Ici je pourrais m’attendre à une objection. Scapin, dira-t-on, ne peut raisonnablement craindre d’être tué par Léandre. Donc les aveux qu’il fait sont de pure fantaisie ; la vraisemblance exige qu’il ne les fasse pas et qu’il n’ait pas peur d’un acte qui serait un crime prévu par les lois. Raisonner ainsi, c’est prendre le temps passé pour le temps présent. Nous sommes, nous, en possession de la plus admirable institution humaine, l’égalité devant la loi. Du temps de Molière il n’en était pas ainsi et, entre autres exemples, en voici un que je trouve dans Grimarest. Les mousquetaires, les gardes du corps, les gendarmes et les chevau-légers entraient à la comédie sans, payer. Molière obtint du Roi un ordre pour qu’aucune personne de sa maison ne fût dispensée de payer sa place. Mais ces Messieurs prirent cette mesure pour un affront, se rendirent en troupe, au théâtre et le portier leur faisant résistance, ils le tuèrent à coups d’épée, chacun d’eux, en entrant, lui donnant le sien, dit Grimarest qui n’ajoute pas que l’affaire ait eu la moindre suite fâcheuse pour ces Messieurs de la maison du Roi. Vous voyez que Scapin a raison d’avoir peur et que Léandre peut fort bien le tuer sans plus de façon.
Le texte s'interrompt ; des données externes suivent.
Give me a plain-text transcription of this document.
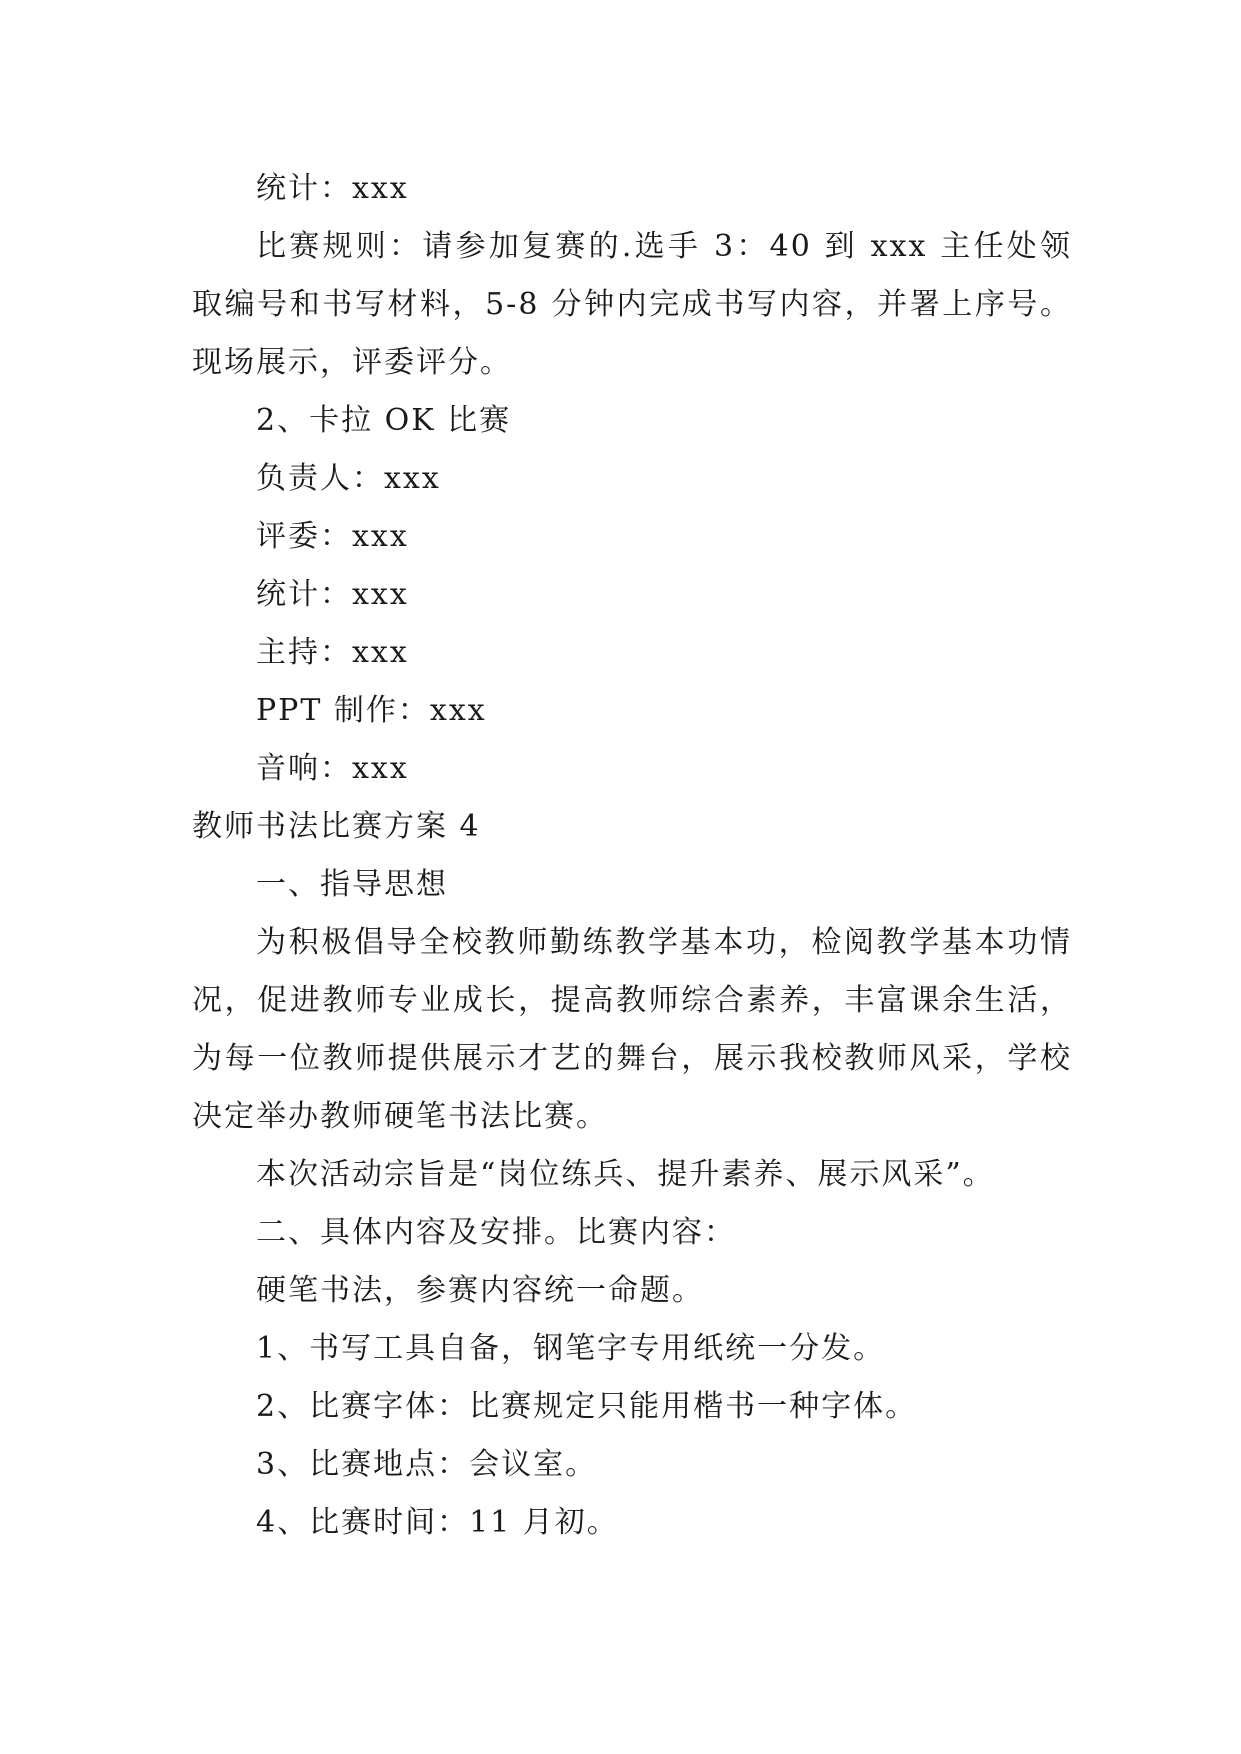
统计：xxx
比赛规则：请参加复赛的.选手 3：40 到 xxx 主任处领取编号和书写材料，5-8 分钟内完成书写内容，并署上序号。现场展示，评委评分。
2、卡拉 OK 比赛
负责人：xxx
评委：xxx
统计：xxx
主持：xxx
PPT 制作：xxx
音响：xxx
教师书法比赛方案 4
一、指导思想
为积极倡导全校教师勤练教学基本功，检阅教学基本功情况，促进教师专业成长，提高教师综合素养，丰富课余生活，为每一位教师提供展示才艺的舞台，展示我校教师风采，学校决定举办教师硬笔书法比赛。
本次活动宗旨是“岗位练兵、提升素养、展示风采”。
二、具体内容及安排。比赛内容：
硬笔书法，参赛内容统一命题。
1、书写工具自备，钢笔字专用纸统一分发。
2、比赛字体：比赛规定只能用楷书一种字体。
3、比赛地点：会议室。
4、比赛时间：11 月初。
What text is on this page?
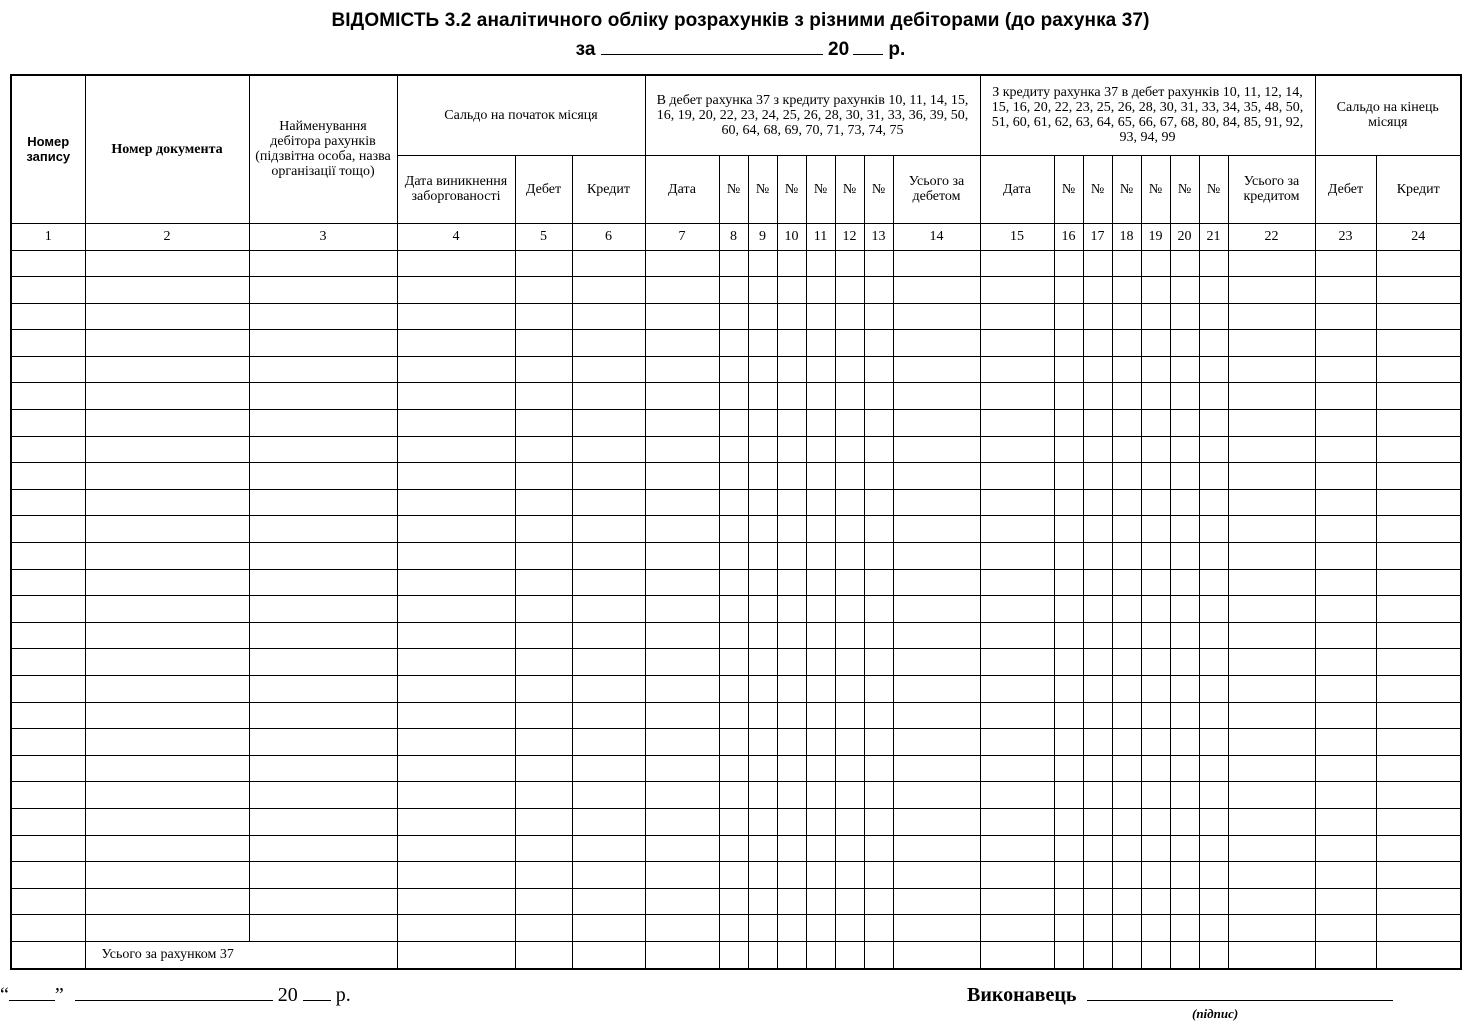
ВІДОМІСТЬ 3.2 аналітичного обліку розрахунків з різними дебіторами (до рахунка 37)
за	20 р.
Номер запису	Номер документа	Найменування дебітора рахунків (підзвітна особа, назва організації тощо)	Сальдо на початок місяця			В дебет рахунка 37 з кредиту рахунків 10, 11, 14, 15, 16, 19, 20, 22, 23, 24, 25, 26, 28, 30, 31, 33, 36, 39, 50, 60, 64, 68, 69, 70, 71, 73, 74, 75								З кредиту рахунка 37 в дебет рахунків 10, 11, 12, 14, 15, 16, 20, 22, 23, 25, 26, 28, 30, 31, 33, 34, 35, 48, 50, 51, 60, 61, 62, 63, 64, 65, 66, 67, 68, 80, 84, 85, 91, 92, 93, 94, 99								Сальдо на кінець місяця	
			Дата виникнення заборгованості	Дебет	Кредит	Дата	№	№	№	№	№	№	Усього за дебетом	Дата	№	№	№	№	№	№	Усього за кредитом	Дебет	Кредит
1	2	3	4	5	6	7	8	9	10	11	12	13	14	15	16	17	18	19	20	21	22	23	24

	Усього за рахунком 37																						
“ ”	20 р.	Виконавець
(підпис)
Par bonheur pour Scapin, on vient dire à Léandre qu’il va perdre pour jamais Zerbinette, si, dans deux heures, 1 il n’a pas payé une somme convenue. Cette somme, Scapin seul peut la lui procurer. Contrepartie et jeu de scène toujours heureux. C’est maintenant Léandre qui supplie, qui implore Scapin, et Scapin de se faire longtemps prier. Il cède enfin et nous touchons aux deux scènes les plus renommées de cette excellente comédie. Tout le monde sait comment Scapin obtient deux cents pistoles d’Argante et cinq cents écus de Géronte et le que diable allait-il faire dans cette galère du bonhomme Géronte vaut presque le sans dot de l’Avare.

Molière s’est appliqué à plaire à Louis XIV, afin d’obtenir de lui la liberté de dire la vérité aux hommes de son siècle, et c’est un des meilleurs titres de gloire de Louis XIV d’avoir donné à Molière cette liberté large et entière. Le moraliste n’a pas hésité à se faire courtisan, pour atteindre un noble but et pour flétrir avec énergie les abus et les vices de son temps. Voyez comme il parle de la manière dont se rendait la justice !

Eh ! Monsieur, dit Scapin à Argante qui veut plaider, de quoi parlez-vous là et à quoi vous résolvez-vous ? Jetez les yeux sur les détours de la justice. Voyez combien d’appels et de degrés de juridiction, combien de procédures embarrassantes, combien d’animaux ravissants par les griffes desquels il vous faudra passer ; sergents, procureurs, avocats, greffiers, substituts, rapporteurs, juges et leurs élèves. Il n’y a pas un de tous ces gens-là qui, pour la moindre chose, ne soit capable de donner un soufflet au meilleur droit du monde. Un sergent baillera de faux exploits, sur quoi, vous serez condamné, sans que vous le sachiez ; votre procureur s’entendra avec votre partie et vous vendra à beaux deniers comptants. Votre avocat, gagné de même, ne se trouvera point lorsqu’on plaidera votre cause, on dira des raisons qui ne feront que battre la campagne et n’iront point au fait. Le greffier délivrera par contumace des sentences et arrêts contre vous. Le clerc du rapporteur soustraira des pièces, ou le rapporteur ne dira pas même ce qu’il a vu. Et quand, par les plus grandes précautions du monde, vous aurez paré tout cela, vous, serez ébahi que vos juges auront été sollicités contre vous ou par des gens dévots, ou par des femmes qu’ils aimeront. Hé ! Monsieur, si vous le pouvez, sauvez-vous de cet enfer-là. »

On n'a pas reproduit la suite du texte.